DPR Setuju Amnesti Saiful Mahdi

Tangis Dian Rubianti tak terbendung saat mengetahui permohonan amnesti yang diajukan suaminya, Saiful Mahdi disetujui Presiden Joko Widodo. “September menjadi tanggal yang sedih dan memilukan karena bersamaan dengan hari pendidikan,” kata Dian menyikapi pemberian amnesti melalui konferensi pers daring, Rabu, 6 Oktober 2021.

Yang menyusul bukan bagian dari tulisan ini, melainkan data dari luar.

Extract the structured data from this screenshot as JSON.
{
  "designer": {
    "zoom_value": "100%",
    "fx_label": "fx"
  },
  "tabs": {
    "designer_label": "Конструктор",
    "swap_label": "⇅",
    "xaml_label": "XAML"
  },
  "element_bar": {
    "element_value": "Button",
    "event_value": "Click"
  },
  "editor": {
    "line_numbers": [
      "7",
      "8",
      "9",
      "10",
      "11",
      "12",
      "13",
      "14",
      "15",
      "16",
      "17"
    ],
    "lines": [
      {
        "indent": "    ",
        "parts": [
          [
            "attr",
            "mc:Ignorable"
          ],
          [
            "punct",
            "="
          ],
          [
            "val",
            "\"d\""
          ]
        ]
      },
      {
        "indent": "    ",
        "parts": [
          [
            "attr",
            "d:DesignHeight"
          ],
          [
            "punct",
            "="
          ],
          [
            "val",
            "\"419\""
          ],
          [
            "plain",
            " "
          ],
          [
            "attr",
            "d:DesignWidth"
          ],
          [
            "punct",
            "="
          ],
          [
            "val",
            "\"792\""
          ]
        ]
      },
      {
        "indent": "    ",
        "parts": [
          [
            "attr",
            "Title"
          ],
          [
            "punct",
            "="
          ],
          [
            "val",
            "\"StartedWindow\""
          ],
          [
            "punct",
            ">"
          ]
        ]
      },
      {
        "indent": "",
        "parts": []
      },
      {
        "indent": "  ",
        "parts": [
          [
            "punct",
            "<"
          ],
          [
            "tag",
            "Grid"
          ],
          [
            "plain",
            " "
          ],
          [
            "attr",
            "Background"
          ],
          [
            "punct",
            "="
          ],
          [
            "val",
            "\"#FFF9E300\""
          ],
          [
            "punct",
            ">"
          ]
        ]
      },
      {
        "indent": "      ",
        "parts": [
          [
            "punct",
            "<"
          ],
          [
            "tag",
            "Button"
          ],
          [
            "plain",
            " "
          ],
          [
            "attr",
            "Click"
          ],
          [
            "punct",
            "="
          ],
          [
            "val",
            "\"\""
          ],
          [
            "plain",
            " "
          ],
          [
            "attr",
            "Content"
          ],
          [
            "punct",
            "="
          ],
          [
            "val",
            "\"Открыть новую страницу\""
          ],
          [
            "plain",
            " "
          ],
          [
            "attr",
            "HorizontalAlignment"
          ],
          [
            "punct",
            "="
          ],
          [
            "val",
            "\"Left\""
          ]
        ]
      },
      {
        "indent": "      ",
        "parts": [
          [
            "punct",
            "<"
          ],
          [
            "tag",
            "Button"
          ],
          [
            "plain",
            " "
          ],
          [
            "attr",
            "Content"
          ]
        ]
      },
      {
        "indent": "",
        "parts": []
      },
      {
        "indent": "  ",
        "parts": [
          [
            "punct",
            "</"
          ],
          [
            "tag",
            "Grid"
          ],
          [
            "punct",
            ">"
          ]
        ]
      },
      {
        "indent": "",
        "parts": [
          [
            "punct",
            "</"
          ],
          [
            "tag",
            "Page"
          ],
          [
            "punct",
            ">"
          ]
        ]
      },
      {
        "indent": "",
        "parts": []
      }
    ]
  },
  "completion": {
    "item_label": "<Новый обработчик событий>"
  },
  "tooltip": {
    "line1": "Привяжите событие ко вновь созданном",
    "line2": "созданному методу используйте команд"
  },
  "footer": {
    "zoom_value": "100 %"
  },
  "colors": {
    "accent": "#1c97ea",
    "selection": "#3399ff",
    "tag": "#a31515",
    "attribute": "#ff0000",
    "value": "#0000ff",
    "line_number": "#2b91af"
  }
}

Saiful ialah salah satu korban Undang-Undang Informasi dan Transaksi Elektronik (UU ITE). Dosen Universitas Syiah Kuala (Unsyiah) ini dipenjara di Lapas Kelas IIA Banda Aceh pada 2 September 2021 setelah bolak balik pengadilan dan kasasinya ditolak Mahkamah Agung (MA). Pengadilan Negeri Banda Aceh menjatuhkan vonis tiga bulan penjara pada 21 April 2020 lantaran mengkritik proses penerimaan calon pegawai negeri sipil (CPNS) di Unsyiah. Saiful dianggap melanggar pasal pencemaran nama dalam UU ITE.

Sebulan lebih sejak Saiful ditahan pada Kamis, 2 September 2021, Presiden Jokowi akhirnya mendengar permintaan keluarga dosen ini dengan memberikan amnesti kepada Saiful. Persetujuan itu bahkan sudah diterima Dewan Perwakilan Rakyat (DPR) sejak 29 September 2021 lalu. “Kemenkopolhukam bergerak cepat. Saya tidak menduga akan mendapat dukungan publik besar. Saya berhutang pada publik,” ujar Dian.

Baca juga: Beri Saiful Mahdi Amnesti

Menteri Koordinator Politik, Hukum dan Keamanan, Mahfud MD menyatakan bahwa proses pengajuan amnesti ke presiden berlangsung cepat. Pengajuan itu diproses setelah Mahfud berbicara dengan Dian. “Alhamdulillah kita bekerja cepat. Karena setelah dialog saya dengan istri Saiful Mahdi dan para pengacaranya tanggal 21 September. Besoknya saya rapat dengan pimpinan Kemenkumham dan pimpinan Kejaksaan Agung. Lalu pada 24 September saya lapor ke presiden dan bapak presiden setuju untuk memberikan amnesti,” ujar Mahfud kepada pers di Jakarta pada Selasa 5 Oktober 2021.

Dalam prosesnya, menurut Mahfud, mengacu pada Pasal 14 ayat 2 Undang-Undang Dasar 1945, presiden harus mendengarkan sikap dari anggota dewan sebelum memutuskan pemberian amnesti. Jika tidak ada hambatan, Saiful Mahdi dapat menghirup udara bebas sebelum masa tahanannya habis pada Desember nanti. “Sekarang kita tinggal menunggu tanggapan DPR, Yang pasti, dari sisi pemerintah, prosesnya sudah selesai” kata Mahfud MD.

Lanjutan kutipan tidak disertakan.